What is Conversion Rate Optimization?

What is Conversion Rate Optimization?

Conversion rate optimization, or CRO, is the process of increasing the percentage of visitors who complete a website’s goal. You can think of CRO as an ongoing process that involves user research, data analysis, competitive analysis, heuristic evaluation, usability testing, and A/B testing.

Conversion rate optimization is focused on persuading more of your website visitors to take the desired action you want them to take on a webpage, website, or within a campaign.

What is the Process for Conversion Rate Optimization?

The right conversion rate optimization process can provide incredible results, but you’ll be just as amazed by the process to achieve these results through the fact-based, data-driven scientific approach I will bring to you in this guide.

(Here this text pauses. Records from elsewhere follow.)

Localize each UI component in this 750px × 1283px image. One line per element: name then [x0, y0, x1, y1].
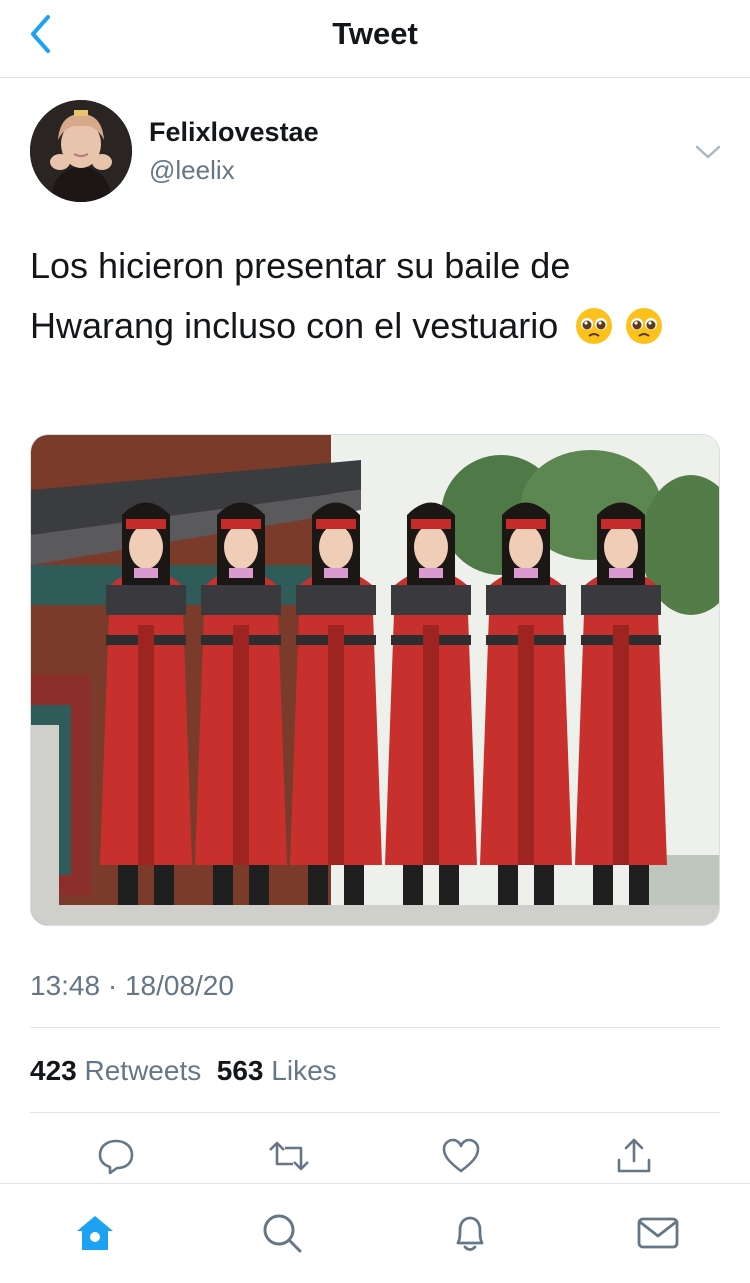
tab-home[interactable]: [70, 1208, 120, 1258]
author-handle[interactable]: @leelix: [149, 155, 235, 186]
reply-icon: [98, 1139, 134, 1175]
search-icon: [263, 1214, 302, 1253]
share-button[interactable]: [612, 1134, 656, 1178]
pleading-face-emoji: [576, 308, 613, 344]
home-icon: [77, 1216, 113, 1250]
author-name[interactable]: Felixlovestae: [149, 117, 319, 148]
tweet-text-content: Los hicieron presentar su baile de Hwara…: [30, 245, 571, 346]
bell-icon: [456, 1216, 484, 1251]
tweet-timestamp: 13:48 · 18/08/20: [30, 970, 234, 1001]
divider: [30, 1027, 720, 1028]
photo-image: [31, 435, 719, 925]
bottom-tab-bar: [0, 1183, 750, 1283]
tweet-text: Los hicieron presentar su baile de Hwara…: [30, 236, 720, 356]
tweet-photo[interactable]: [30, 434, 720, 926]
tweet-stats: 423 Retweets 563 Likes: [30, 1055, 337, 1087]
divider: [30, 1112, 720, 1113]
tab-search[interactable]: [257, 1208, 307, 1258]
tab-notifications[interactable]: [445, 1208, 495, 1258]
retweet-button[interactable]: [267, 1134, 311, 1178]
chevron-down-icon: [695, 145, 721, 159]
avatar-image: [30, 100, 132, 202]
likes-stat[interactable]: 563 Likes: [217, 1055, 337, 1086]
pleading-face-emoji: [626, 308, 663, 344]
retweets-stat[interactable]: 423 Retweets: [30, 1055, 201, 1086]
likes-count: 563: [216, 1055, 264, 1086]
like-button[interactable]: [439, 1134, 483, 1178]
tab-messages[interactable]: [633, 1208, 683, 1258]
mail-icon: [637, 1217, 679, 1249]
reply-button[interactable]: [94, 1134, 138, 1178]
retweet-icon: [269, 1141, 309, 1171]
heart-icon: [442, 1138, 480, 1173]
share-icon: [617, 1138, 651, 1173]
retweets-label: Retweets: [84, 1055, 202, 1086]
avatar[interactable]: [30, 100, 132, 202]
top-nav-bar: Tweet: [0, 0, 750, 78]
page-title: Tweet: [332, 16, 418, 51]
more-options-button[interactable]: [693, 140, 723, 164]
retweets-count: 423: [30, 1055, 77, 1086]
likes-label: Likes: [271, 1055, 337, 1086]
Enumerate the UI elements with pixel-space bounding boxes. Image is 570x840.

At a very high level, the CRO process involves:

  1. Conducting a heuristic evaluation for the site
  2. Conducting qualitative research and user behavior analysis
  3. Conducting quantitative research
  4. Conducting competitive analysis
  5. Prioritizing problem areas on the site and creating a conversion roadmap for your website (what pages need to be fixed)
  6. Determine problem areas on a website
  7. Analyze the page using the conversion framework
  8. Prioritize problems on a page
  9. Create a testing hypothesis
  10. Create new designs based on the testing hypothesis
  11. Conducting AB testing (or multivariate testing)
  12. Conduct a post-test analysis.

I’ve developed our CRO process known as SHIP – which stands for Scrutinize, Hypothesize, Implement, Propagate. Here is what the process looks like:

Let’s start with basic definitions for online conversion rate and conversion rate optimization.

What is Online Conversion Rate?

Conversion rate is the percentage of visitors who complete a desired action on a website, during a time period. Any valuable engagement your visitors make may count as the desired action, as long as it fulfills your webpage’s goal. Remember, every page should have a primary goal.

You can choose to measure the number of visitors who:

  • purchase a product
  • sign up for a newsletter
  • subscribe to a software
  • hire a service
  • download a free e-book
  • fill out a ‘contact us form
  • answer a survey
  • give a feedback
  • take any action a page is designed to encourage.

By measuring conversion rates, you find out if your pages are persuading visitors to take the action you want them to take on the page. The higher the conversion rates, the better your design and copy are reaching out to qualified prospects.

There are many goals, thus conversions rates, that you can track on your website.

If you are an ecommerce website, your website conversion rate is the number of monthly orders your receive divided by the number of visitors that come to your website.

At the same time, each page on your website has at least two conversion rates (if not more).

Let’s take your product pages on an ecommerce website, the goal of these pages it gets visitors to click on “the add to cart” button. And of course, the final goal is to get these visitors to place an order (convert on the website).

Another important thing to note is every website has micro and macro conversion rates.

Micro conversion rate: this refers to smaller engagements that can happen on a site. A newsletter sign-up or a click on the “aad to cart” button is a good example of a micro-conversion rate on an ecommerce website.

Macro conversion rate:  this is the primary goal that you want your visitors to take on your website.